Quill hocha la tête en souriant. « Ah, n’est-ce pas mieux ainsi ? »

Purity se demanda en quoi c’était mieux.

« Vous songiez à votre pacte maléfique avec Satan, et vous vous retrouvez soudain en train de marcher au bord de l’eau. Peut-être avez-vous volé, peut-être avez-vous marché – je ne pense pas que la chose ait une grande importance, mais il est possible que vous ayez volé sans le savoir : la plupart des gens se rendent à un sabbat en volant, souvent sur un balai, mais je veux bien admettre que certains y vont en marchant. Bref, vous vous retrouvez soudain au milieu d’une débauche tellement répugnante qu’elle scandalise une sorcière pourtant aussi endurcie que vous, alors vous voulez à tout prix être lavée de votre noirceur profonde, parce qu’à la vue d’âmes encore plus perdues que la vôtre vous ressentez à nouveau la crainte de Dieu, et vous revenez avec une version des faits. Une version truffée de mensonges et d’omissions, mais la clé s’y trouvait : vous avez prononcé le mot “sorcier” et vous avez donné un nom. C’est le début de la rédemption : désigner le péché et renier le corrupteur. »

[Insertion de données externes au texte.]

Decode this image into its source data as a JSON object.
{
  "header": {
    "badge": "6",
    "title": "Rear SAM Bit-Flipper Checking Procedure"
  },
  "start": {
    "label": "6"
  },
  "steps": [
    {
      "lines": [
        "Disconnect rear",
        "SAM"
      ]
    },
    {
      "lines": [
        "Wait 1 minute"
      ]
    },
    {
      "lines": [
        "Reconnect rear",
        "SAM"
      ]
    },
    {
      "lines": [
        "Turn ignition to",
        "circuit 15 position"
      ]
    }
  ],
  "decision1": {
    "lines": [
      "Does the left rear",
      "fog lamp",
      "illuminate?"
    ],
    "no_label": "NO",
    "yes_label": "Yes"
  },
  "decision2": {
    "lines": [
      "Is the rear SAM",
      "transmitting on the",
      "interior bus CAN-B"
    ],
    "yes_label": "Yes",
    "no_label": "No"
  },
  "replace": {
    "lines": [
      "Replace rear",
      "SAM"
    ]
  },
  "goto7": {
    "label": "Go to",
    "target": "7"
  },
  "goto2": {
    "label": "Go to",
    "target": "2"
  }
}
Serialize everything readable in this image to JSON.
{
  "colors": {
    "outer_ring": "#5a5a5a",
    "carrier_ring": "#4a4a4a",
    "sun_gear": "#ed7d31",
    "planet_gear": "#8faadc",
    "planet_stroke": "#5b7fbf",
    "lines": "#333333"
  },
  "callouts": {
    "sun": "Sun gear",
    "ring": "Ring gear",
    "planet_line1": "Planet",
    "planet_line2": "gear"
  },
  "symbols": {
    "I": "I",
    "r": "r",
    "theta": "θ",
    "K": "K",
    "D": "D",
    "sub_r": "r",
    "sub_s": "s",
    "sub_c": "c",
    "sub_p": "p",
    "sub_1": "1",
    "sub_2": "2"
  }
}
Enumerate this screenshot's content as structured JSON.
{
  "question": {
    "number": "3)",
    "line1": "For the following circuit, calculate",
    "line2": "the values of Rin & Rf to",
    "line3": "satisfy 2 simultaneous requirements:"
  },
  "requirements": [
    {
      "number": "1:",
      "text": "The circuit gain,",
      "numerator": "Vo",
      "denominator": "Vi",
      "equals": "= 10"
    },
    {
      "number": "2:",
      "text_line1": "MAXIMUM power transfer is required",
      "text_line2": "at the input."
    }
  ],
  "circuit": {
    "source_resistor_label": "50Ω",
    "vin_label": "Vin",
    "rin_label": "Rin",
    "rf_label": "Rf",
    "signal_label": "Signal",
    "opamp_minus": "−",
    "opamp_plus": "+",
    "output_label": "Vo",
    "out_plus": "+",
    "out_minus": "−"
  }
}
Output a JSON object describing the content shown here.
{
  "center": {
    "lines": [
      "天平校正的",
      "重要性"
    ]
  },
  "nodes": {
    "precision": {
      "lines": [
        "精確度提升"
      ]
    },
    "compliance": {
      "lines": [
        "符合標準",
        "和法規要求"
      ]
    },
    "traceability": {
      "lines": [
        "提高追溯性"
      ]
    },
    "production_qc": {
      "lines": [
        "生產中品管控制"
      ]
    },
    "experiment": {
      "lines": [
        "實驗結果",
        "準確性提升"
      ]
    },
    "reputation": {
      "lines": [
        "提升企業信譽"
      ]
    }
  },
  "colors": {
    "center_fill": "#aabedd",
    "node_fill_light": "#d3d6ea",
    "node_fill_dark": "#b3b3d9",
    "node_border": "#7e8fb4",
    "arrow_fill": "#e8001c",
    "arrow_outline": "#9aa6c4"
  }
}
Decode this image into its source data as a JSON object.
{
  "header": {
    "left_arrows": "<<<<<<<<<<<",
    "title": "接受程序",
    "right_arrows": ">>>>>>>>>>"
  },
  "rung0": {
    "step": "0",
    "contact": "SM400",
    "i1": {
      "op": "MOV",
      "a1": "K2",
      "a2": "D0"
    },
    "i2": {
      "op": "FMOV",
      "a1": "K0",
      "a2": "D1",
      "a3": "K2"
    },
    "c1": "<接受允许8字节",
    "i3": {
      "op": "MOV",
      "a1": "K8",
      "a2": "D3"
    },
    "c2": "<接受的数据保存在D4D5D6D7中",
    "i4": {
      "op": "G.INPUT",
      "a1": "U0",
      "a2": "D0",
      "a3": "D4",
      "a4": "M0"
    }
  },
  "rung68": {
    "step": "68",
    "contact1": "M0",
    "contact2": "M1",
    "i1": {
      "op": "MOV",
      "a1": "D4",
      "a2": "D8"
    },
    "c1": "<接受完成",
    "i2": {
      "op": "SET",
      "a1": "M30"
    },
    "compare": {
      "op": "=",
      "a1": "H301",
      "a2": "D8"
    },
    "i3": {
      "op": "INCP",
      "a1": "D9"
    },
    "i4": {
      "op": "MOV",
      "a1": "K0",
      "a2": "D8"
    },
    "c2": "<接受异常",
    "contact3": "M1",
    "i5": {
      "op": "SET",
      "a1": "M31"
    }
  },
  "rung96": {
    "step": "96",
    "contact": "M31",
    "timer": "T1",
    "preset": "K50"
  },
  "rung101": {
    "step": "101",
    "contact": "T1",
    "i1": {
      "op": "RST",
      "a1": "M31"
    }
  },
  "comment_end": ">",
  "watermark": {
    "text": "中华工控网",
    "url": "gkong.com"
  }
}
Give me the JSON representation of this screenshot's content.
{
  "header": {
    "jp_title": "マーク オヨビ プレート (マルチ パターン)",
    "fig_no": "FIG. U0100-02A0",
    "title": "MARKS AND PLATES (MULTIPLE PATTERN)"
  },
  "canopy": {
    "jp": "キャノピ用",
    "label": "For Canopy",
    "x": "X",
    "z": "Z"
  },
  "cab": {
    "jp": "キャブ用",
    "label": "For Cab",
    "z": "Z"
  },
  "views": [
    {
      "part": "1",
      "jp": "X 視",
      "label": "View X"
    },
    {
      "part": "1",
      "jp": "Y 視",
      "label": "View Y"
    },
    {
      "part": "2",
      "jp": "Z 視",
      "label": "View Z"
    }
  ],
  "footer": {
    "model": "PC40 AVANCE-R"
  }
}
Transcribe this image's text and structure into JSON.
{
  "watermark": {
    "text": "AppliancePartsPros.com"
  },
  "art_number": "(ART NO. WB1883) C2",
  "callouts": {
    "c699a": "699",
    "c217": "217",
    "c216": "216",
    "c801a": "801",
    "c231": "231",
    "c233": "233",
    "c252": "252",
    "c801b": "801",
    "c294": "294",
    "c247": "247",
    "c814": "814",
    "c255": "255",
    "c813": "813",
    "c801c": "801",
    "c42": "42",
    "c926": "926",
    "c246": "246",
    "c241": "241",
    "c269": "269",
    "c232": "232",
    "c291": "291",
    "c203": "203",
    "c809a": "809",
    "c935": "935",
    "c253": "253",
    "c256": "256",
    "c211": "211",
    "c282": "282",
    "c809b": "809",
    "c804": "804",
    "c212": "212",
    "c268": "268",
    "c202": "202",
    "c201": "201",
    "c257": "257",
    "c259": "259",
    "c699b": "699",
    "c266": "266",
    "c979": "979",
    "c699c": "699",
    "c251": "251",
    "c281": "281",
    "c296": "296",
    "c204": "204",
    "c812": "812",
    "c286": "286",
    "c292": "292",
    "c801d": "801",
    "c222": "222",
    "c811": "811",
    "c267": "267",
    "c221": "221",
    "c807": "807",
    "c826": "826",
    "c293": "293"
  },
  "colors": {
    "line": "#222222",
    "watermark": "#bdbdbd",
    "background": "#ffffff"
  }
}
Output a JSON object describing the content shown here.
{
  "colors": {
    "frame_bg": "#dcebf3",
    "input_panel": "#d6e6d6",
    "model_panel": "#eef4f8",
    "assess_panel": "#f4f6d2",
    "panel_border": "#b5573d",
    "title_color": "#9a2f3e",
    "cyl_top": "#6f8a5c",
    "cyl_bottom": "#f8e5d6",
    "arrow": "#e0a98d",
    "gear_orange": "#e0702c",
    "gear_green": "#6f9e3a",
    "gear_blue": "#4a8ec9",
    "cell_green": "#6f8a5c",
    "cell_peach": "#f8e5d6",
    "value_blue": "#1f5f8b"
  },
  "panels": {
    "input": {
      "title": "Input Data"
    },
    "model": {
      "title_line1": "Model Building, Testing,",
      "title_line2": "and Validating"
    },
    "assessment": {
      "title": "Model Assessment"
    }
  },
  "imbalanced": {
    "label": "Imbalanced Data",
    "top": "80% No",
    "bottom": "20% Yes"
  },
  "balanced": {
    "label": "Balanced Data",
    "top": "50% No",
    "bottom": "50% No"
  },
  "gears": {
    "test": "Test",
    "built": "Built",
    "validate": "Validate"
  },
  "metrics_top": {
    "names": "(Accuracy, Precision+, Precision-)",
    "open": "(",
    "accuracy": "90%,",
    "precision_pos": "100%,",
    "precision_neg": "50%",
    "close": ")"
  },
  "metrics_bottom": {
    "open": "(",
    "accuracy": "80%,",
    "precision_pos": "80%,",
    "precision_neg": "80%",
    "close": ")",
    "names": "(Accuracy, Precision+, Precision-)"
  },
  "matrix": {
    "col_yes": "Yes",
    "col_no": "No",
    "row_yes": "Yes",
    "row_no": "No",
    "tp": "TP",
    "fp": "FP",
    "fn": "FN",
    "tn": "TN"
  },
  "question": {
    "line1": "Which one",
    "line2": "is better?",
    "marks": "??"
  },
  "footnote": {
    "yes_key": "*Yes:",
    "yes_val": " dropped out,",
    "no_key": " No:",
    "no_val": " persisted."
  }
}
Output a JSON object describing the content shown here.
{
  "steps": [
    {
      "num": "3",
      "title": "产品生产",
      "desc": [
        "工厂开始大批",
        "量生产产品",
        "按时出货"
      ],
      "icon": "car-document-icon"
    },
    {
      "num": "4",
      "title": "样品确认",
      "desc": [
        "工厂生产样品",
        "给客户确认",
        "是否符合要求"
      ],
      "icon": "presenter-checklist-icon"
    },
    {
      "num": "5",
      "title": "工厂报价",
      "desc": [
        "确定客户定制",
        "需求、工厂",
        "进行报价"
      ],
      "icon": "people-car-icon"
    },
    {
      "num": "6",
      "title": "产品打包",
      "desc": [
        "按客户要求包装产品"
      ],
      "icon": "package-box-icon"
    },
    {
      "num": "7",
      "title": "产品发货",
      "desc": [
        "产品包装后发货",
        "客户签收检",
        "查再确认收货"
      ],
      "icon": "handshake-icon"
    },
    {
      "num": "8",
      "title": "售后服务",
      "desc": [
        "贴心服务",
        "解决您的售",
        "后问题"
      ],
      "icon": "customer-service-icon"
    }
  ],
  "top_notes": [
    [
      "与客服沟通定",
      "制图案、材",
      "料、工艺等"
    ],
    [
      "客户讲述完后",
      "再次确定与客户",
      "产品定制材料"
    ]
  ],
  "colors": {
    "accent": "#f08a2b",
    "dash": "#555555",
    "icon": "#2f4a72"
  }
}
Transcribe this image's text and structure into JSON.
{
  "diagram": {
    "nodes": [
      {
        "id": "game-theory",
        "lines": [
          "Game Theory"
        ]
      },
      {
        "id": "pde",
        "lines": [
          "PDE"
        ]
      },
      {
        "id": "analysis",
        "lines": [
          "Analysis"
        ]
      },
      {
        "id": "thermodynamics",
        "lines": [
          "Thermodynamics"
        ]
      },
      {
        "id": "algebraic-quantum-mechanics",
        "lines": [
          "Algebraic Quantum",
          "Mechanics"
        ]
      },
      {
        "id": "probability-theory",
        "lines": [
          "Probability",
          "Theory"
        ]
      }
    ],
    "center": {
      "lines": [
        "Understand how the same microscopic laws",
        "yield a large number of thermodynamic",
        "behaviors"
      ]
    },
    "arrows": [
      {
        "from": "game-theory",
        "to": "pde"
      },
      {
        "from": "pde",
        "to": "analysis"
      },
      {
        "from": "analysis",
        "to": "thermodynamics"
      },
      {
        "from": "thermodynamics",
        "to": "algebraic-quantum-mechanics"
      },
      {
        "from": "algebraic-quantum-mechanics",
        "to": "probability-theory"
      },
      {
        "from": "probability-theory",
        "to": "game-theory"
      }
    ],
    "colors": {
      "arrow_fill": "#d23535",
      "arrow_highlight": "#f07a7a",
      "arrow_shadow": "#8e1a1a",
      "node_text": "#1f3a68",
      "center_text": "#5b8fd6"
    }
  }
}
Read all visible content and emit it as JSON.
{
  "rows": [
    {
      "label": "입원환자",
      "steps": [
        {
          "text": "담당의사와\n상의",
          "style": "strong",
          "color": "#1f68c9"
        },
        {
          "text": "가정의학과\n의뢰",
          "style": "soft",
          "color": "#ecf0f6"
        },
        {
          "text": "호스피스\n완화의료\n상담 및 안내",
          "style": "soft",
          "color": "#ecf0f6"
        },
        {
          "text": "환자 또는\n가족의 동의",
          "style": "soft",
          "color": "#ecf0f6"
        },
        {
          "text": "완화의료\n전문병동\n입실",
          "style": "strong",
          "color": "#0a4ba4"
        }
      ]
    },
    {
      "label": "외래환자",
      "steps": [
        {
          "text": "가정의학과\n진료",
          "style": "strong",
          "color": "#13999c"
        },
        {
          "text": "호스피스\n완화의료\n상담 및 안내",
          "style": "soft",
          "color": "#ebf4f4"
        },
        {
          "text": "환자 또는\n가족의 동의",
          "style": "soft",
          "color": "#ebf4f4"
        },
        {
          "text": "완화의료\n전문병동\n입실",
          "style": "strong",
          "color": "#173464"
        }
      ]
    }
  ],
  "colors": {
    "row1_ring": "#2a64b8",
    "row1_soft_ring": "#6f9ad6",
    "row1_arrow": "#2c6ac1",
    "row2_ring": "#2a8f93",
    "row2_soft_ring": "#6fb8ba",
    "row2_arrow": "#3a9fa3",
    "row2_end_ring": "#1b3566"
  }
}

Nombre de ces affirmations ne cadraient pas avec ce qu’elle se rappelait des faits, mais en fin de compte elles exprimaient la vérité. Comment n’avait-elle pas compris plus tôt ? On l’avait conduite là-bas, sans doute le diable. Et elle avait éprouvé des émotions à ce point terribles qu’eux-mêmes, là-bas, lui avaient conseillé la prudence si elle ne voulait pas se voir accusée de sorcellerie. Oui, elle était l’une d’entre eux, ils l’avaient reconnue comme telle et, au lieu de les accuser, eux, elle aurait dû s’accuser elle-même. Le début de la rédemption. « Oh, je veux retrouver l’amour de Dieu. M’aiderez-vous, monsieur Quill ? »

Il se pencha et l’embrassa sur la joue. « Mademoiselle Purity, je viens à vous avec le baiser de l’amitié, comme les saints se saluaient aux temps anciens. Tout au fond de vous vit une âme chrétienne. Je vous aiderai à réveiller la chrétienne qui est en vous et à vous fermer au diable. »

À présent en larmes, elle serra les mains de Quill dans les siennes. « Merci, monsieur.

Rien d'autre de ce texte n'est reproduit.